Голова античной богини - страница 24
Вдоль линий и слов выступали капельки крови.
Генка зачерпывал ладонью воду, прикладывал мокрую руку к татуировке и тихо поскуливал.
Костик так оторопел, что даже забыл про их драку. Ему его очень жалко сделалось, просто по-человечески жалко. Боль, наверное, была невыносимая. Константину Николаевичу до сих пор жаль этих чудаков, которые позволяют себя татуировать.
Костик поставил корзину с раками на краешек камня рядом с Генкой, подошёл вплотную и спросил почему-то шёпотом:
— Генка, кто это тебя так, а?
Парень медленно повёл в его сторону красными воспалёнными глазами, бессмысленно промычал что-то и затряс головой.
Но вот глаза его прояснились, он узнал Костика. Минуту он раскачивался в той же позе, очевидно ему просто необходим был кто-то, на ком можно было сорвать злость за свою дурость. Он вдруг вскочил и изо всех сил трахнул своим сапожищем по корзине. Раки, плоды долгих трудов — ужин Костика и Стаса — веером полетели в воду.
А Генка зарычал, хрипло выругался и ринулся на Костика. Это было так неожиданно, что тот растерялся. Он перепуганно вскинул руки к лицу и попятился.
Он даже не сообразил, что надо удирать. Генка потянулся уже к нему своими ручищами.
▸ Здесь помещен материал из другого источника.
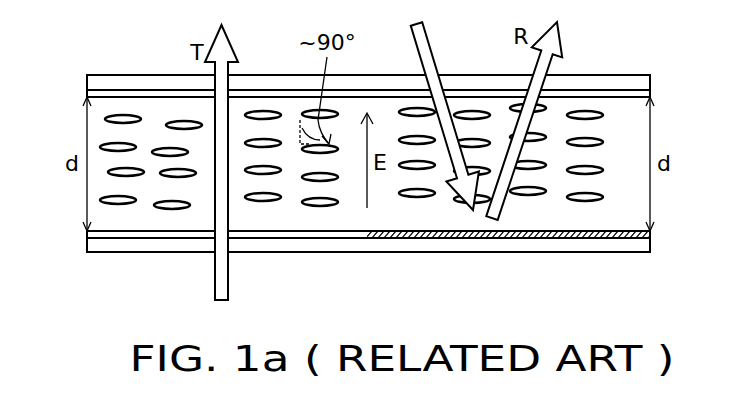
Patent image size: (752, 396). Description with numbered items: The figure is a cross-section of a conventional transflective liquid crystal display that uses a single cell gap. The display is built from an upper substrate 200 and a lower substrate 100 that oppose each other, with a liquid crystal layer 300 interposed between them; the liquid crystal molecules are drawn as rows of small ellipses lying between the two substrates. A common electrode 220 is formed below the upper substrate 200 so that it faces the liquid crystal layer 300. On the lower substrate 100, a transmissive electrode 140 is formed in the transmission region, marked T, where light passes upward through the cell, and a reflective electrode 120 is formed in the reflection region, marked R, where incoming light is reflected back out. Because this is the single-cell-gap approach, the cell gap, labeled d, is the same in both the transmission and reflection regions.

The lower substrate 100 is at (636, 253).
The reflective electrode 120 is at (650, 235).
The transmissive electrode 140 is at (87, 236).
The upper substrate 200 is at (640, 82).
The common electrode 220 is at (650, 93).
The liquid crystal layer 300 is at (619, 140).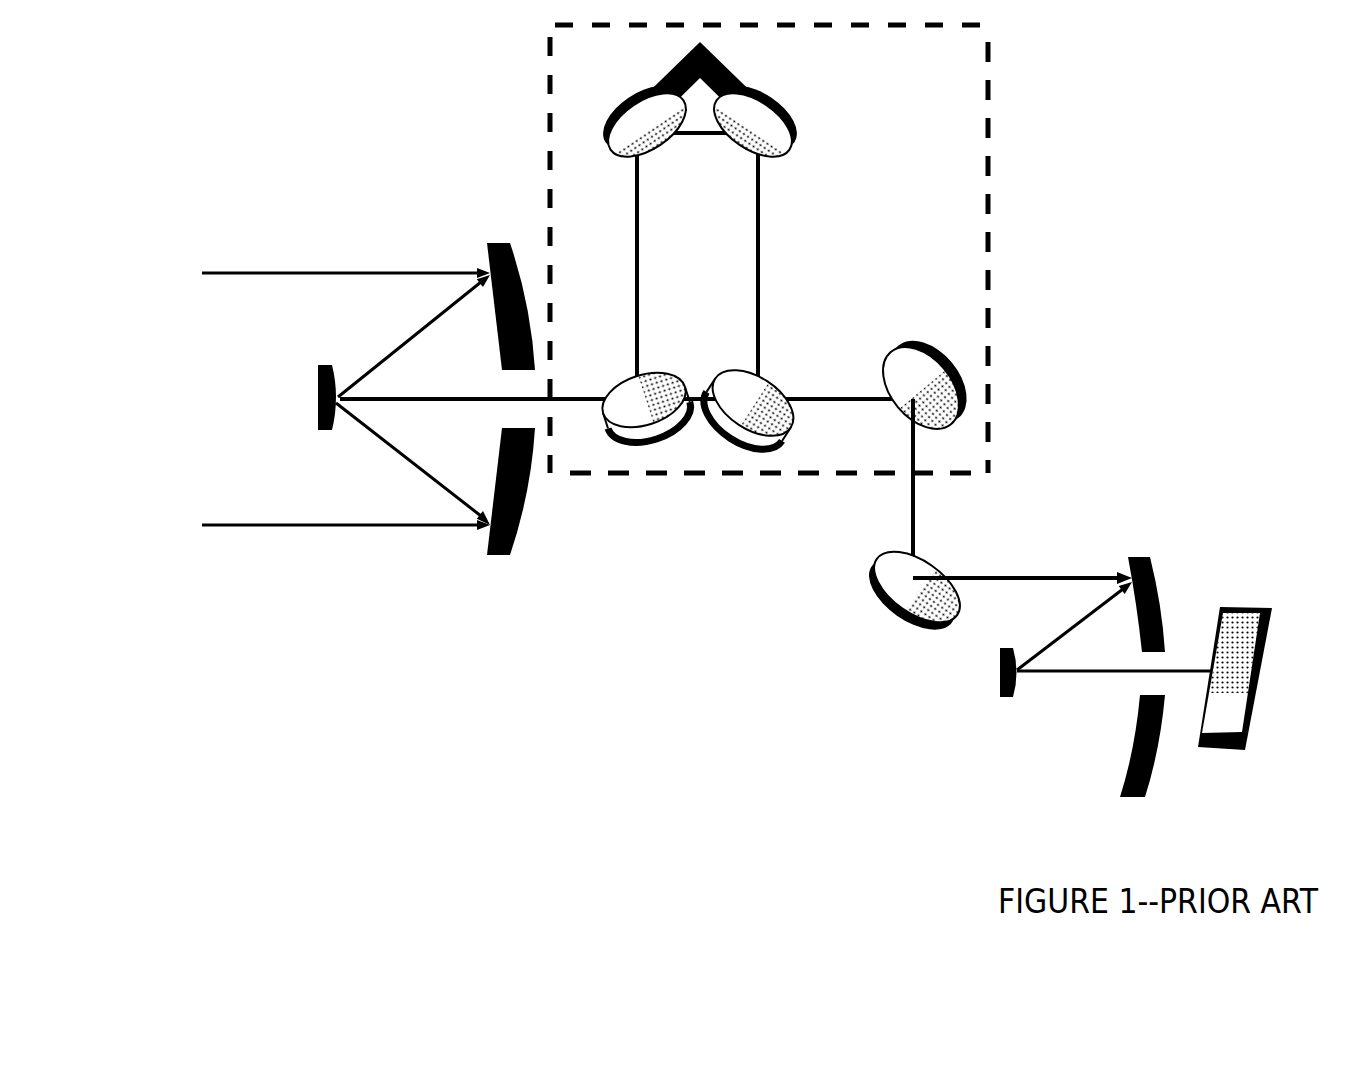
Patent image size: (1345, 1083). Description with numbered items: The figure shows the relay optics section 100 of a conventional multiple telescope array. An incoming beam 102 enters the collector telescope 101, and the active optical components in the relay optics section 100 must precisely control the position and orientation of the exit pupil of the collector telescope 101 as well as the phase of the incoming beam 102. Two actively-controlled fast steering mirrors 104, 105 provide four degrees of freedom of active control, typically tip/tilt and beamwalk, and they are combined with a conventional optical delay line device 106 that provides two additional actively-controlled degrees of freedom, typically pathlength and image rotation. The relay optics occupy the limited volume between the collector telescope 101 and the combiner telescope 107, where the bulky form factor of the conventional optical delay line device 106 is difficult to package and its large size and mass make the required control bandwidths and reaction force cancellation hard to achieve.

The relay optics section 100 is at (990, 268).
The collector telescope 101 is at (492, 556).
The incoming beam 102 is at (258, 277).
The fast steering mirror 104 is at (618, 392).
The fast steering mirror 105 is at (770, 386).
The conventional optical delay line device 106 is at (730, 60).
The combiner telescope 107 is at (1160, 592).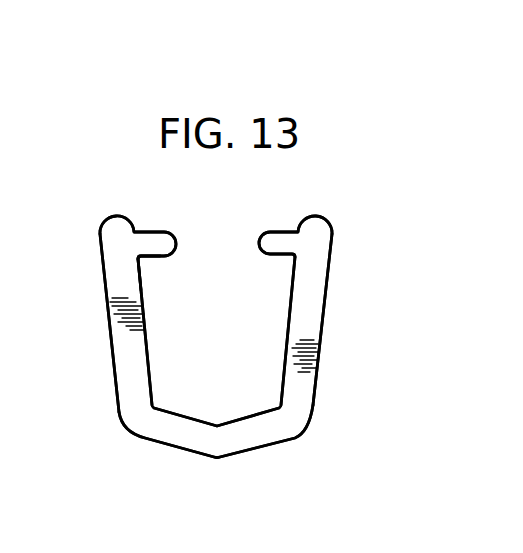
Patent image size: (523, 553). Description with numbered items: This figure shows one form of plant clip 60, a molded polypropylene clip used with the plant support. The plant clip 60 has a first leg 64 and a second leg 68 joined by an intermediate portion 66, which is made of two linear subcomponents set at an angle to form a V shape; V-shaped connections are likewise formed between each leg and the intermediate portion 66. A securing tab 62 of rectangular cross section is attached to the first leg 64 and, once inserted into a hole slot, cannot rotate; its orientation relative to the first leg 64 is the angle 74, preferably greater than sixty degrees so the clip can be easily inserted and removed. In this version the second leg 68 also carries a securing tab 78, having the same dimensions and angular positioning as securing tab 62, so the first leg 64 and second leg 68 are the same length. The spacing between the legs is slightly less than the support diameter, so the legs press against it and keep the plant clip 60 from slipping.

The plant clip 60 is at (320, 331).
The securing tab 62 is at (156, 242).
The first leg 64 is at (123, 352).
The intermediate portion 66 is at (258, 435).
The second leg 68 is at (318, 287).
The angle 74 is at (164, 258).
The securing tab 78 is at (276, 240).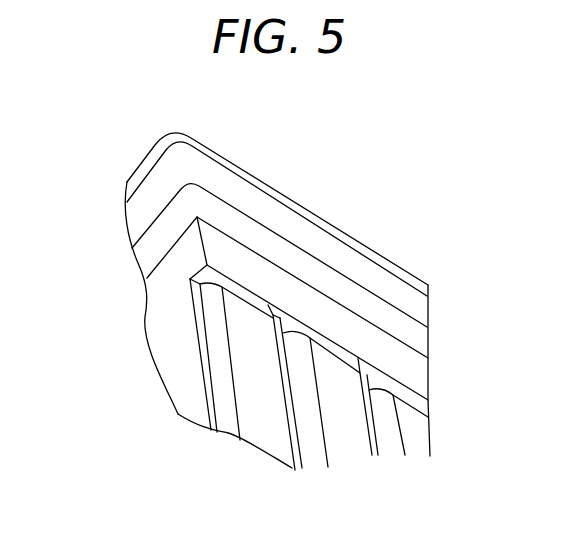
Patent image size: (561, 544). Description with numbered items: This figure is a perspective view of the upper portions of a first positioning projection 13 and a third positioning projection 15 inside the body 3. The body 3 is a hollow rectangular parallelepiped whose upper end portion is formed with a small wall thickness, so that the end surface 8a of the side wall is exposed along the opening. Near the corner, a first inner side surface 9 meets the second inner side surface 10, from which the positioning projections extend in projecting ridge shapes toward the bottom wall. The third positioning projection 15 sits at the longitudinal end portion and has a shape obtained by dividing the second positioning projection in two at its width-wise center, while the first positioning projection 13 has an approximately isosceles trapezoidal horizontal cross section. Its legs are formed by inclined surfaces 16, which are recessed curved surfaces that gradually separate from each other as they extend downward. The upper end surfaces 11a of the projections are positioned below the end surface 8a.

The body 3 is at (142, 163).
The end surface 8a is at (375, 310).
The first inner side surface 9 is at (168, 297).
The second inner side surface 10 is at (383, 340).
The upper end surface 11a is at (387, 381).
The first positioning projection 13 is at (287, 322).
The third positioning projection 15 is at (207, 265).
The inclined surface 16 is at (226, 403).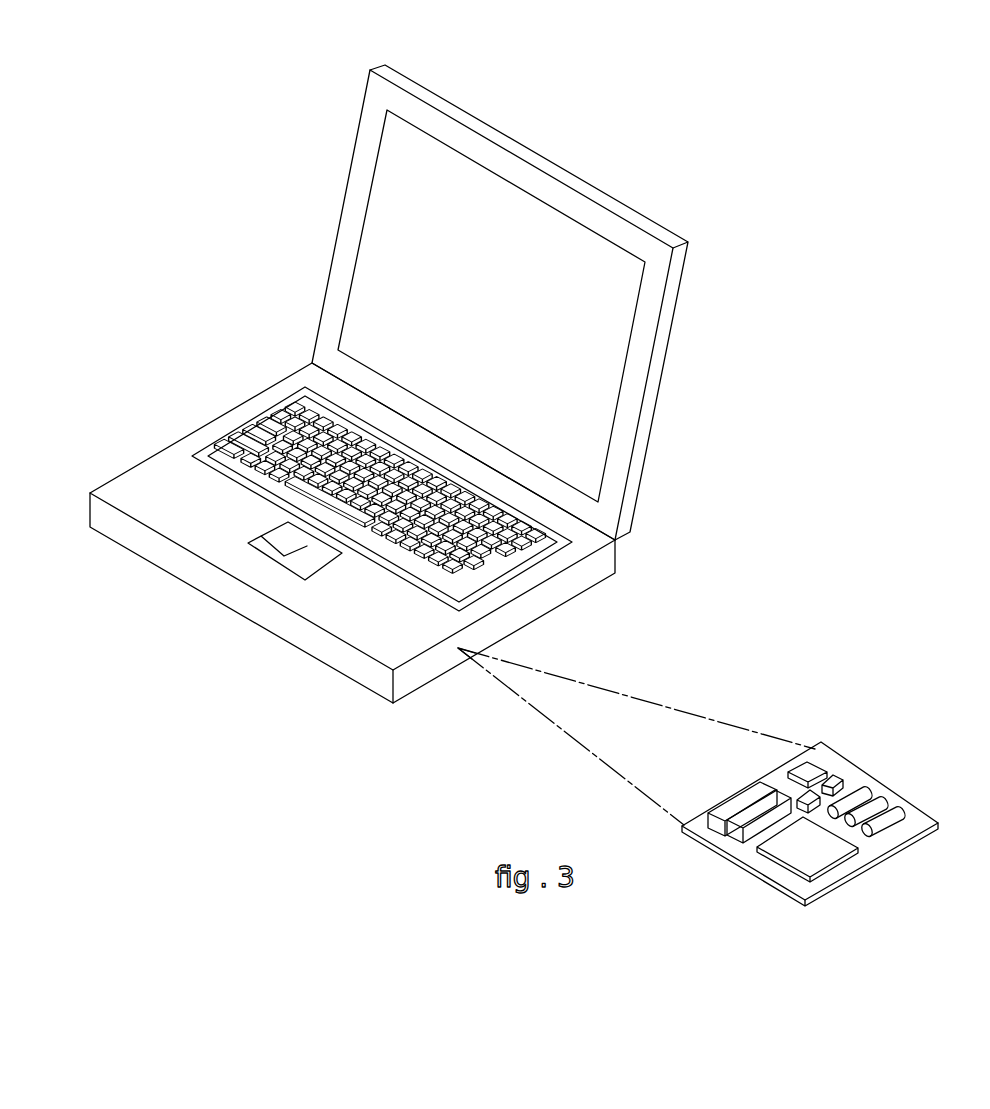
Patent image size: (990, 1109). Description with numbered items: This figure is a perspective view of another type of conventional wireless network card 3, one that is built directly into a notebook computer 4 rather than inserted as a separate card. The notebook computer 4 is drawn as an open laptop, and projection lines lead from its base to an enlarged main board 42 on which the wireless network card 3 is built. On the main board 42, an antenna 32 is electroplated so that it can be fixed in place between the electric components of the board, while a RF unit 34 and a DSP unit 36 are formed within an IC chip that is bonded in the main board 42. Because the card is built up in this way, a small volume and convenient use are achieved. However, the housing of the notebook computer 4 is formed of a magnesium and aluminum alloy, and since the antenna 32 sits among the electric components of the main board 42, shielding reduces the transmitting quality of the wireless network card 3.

The wireless network card 3 is at (805, 722).
The notebook computer 4 is at (670, 312).
The antenna 32 is at (815, 763).
The RF unit 34 is at (797, 800).
The DSP unit 36 is at (841, 739).
The main board 42 is at (787, 877).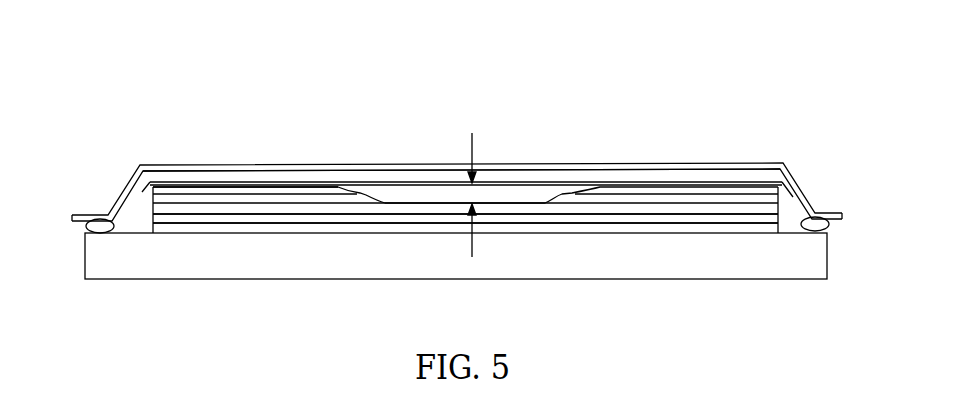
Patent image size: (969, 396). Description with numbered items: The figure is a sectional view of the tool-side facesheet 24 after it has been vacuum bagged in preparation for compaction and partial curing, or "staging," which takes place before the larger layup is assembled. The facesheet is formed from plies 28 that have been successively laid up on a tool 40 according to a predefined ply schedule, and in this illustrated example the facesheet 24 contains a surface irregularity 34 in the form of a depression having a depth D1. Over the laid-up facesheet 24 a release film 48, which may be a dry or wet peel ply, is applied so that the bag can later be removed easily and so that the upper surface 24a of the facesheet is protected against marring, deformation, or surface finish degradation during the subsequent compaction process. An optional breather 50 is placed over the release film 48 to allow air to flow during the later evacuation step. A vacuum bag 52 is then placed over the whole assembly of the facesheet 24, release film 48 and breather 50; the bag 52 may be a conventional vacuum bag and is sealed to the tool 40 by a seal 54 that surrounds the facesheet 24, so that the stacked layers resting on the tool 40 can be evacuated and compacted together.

The tool-side facesheet 24 is at (525, 227).
The upper surface 24a is at (738, 184).
The plies 28 is at (695, 200).
The surface irregularity 34 is at (522, 198).
The tool 40 is at (632, 257).
The release film 48 is at (672, 184).
The breather 50 is at (318, 174).
The vacuum bag 52 is at (230, 165).
The seal 54 is at (100, 227).
The depth D1 is at (478, 183).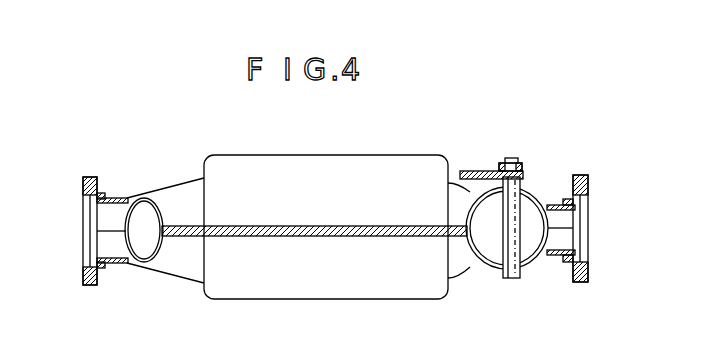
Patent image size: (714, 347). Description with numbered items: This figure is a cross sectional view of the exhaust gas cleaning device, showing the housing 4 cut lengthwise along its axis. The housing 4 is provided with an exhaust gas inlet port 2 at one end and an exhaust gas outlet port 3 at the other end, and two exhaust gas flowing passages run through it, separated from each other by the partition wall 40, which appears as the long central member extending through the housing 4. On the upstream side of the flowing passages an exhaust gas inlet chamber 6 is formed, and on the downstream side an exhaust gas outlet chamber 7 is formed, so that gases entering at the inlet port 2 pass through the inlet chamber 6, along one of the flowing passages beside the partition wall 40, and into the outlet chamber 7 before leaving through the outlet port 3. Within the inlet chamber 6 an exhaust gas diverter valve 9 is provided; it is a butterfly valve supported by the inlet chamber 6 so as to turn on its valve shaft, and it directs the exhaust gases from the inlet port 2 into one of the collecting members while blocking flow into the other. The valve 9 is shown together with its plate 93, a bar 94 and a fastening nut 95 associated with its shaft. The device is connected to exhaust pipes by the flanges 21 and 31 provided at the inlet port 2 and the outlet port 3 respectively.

The exhaust gas inlet port 2 is at (562, 218).
The exhaust gas outlet port 3 is at (113, 222).
The housing 4 is at (383, 155).
The exhaust gas inlet chamber 6 is at (560, 240).
The exhaust gas outlet chamber 7 is at (122, 243).
The exhaust gas diverter valve 9 is at (492, 247).
The flange 21 is at (578, 175).
The flange 31 is at (92, 177).
The partition wall 40 is at (302, 226).
The valve plate 93 is at (512, 279).
The mounting bar 94 is at (474, 171).
The nut 95 is at (521, 171).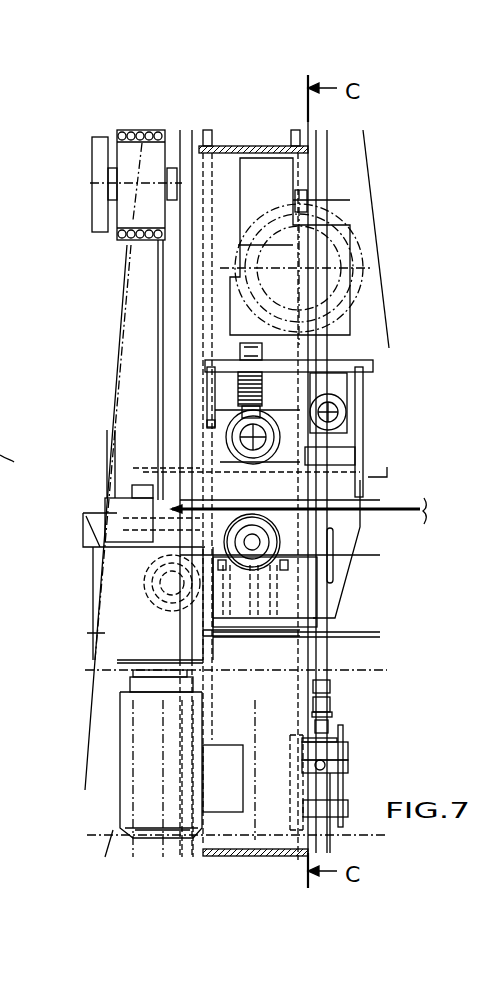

Но тут сбоку спокойно шагнул Стас и подставил ногу.
И Генка на всём бегу грузно грохнулся оземь — вернее, о плоские камни пляжа.
Он захрипел что-то, а Костик и Стас, забыв про корзину, бросились со всех ног вверх по откосу.
Они так улепётывали, что казалось, не бегут, а летят по воздуху.
И только когда ноги у них стали заплетаться, а сердце разбухло в груди и, казалось, вот-вот лопнет, они остановились.
И дышали, дышали со всхлипами. Тяжко, как запалённые кони.
Когда отдышались, Костик подошёл к Стасу и молча стиснул ему руки чуть повыше локтя.
Чего уж тут говорить было, Стас и так всё понял. Он смущённо пробормотал:
— Да ладно тебе… Брось… — Он помолчал, потом добавил: — Ах, раков жалко, и за корзинку от твоей мамаши влетит…
— Не влетит, Стас! Ей-богу, не влетит. А раков мы ещё наловим!
Так окончился один из многих дней лета сорок шестого года, а потом настали другие в веренице долгих дней детства.
Вернулся домой Володькин и Оськин отец, фронтовик, танкист. Его демобилизовали, наконец дошла и его очередь.
И оказался он человеком настоящим — суровым и твёрдым в словах своих и решениях.
Он быстро навёл дома порядок. Запретил жене ходить на толкучку. А Оське, после первого же раза, как услышал, что он называет Костика и Стаса «кацапами» и «пришлыми москалями», устроил такую выволочку, что Оська вопил на всю улицу.
Костику и Стасу даже жалко его стало, долговязого дурака, когда он визгливо кричал не своим голосом: «Ой, папочка, ой, миленький, да не буду же ж я никогда больше, ой, не надо, ой, прости, пожалуйста!»
А отец стегал его и что-то тихо приговаривал: учил уму-разуму.
Вправлял мозги через зад, как выразился Стас.
Костик и Стас подошли к окошку и заканючили:
— Не надо, Иван Демьянович. Мы его прощаем. Не надо больше. Он не будет. Если надо, мы его сами поколотим.
— Ну, благодари ребят, Оська, что они такие добрые, — сказал Оськин папа и отпустил сына. — Я, подлец ты этакий, Москву в сорок первом грудью оборонял, кровь там пролил, а ты людям «москали пришлые» смеешь говорить! Ишь ты, казак какой выискался! Геть отседа, чтоб духу твоего не было. Ещё услышу — напрочь ухи откручу с головой вместе…
Суровый был мужчина Иван Демьянович, серьёзный.
Оська, шмыгая носом и подтягивая штаны, быстренько юркнул в дверь и, потирая зад, кинулся бежать.
Вражда сама собой прекратилась.
Как было сказано, Володька давно уж поглядывал на Костика и Стаса с завистью. Жизнь их казалась ему многоцветной и таинственной. Да и кому не завидно, если у человека есть верный друг, а у тебя нету. А Оська стал тише воды, ниже травы, ходил за ребятами хвостом и помалкивал.
В конце улицы жил поп. Самый всамделишный, долгогривый, в рясе. Действующий поп.
Дом у него был — хоромина.
Двухэтажный, кирпичный, за высоченным каменным забором с коваными воротами.
По верху шли, будто противотанковые надолбы, вмазанные в цемент острые осколки бутылок.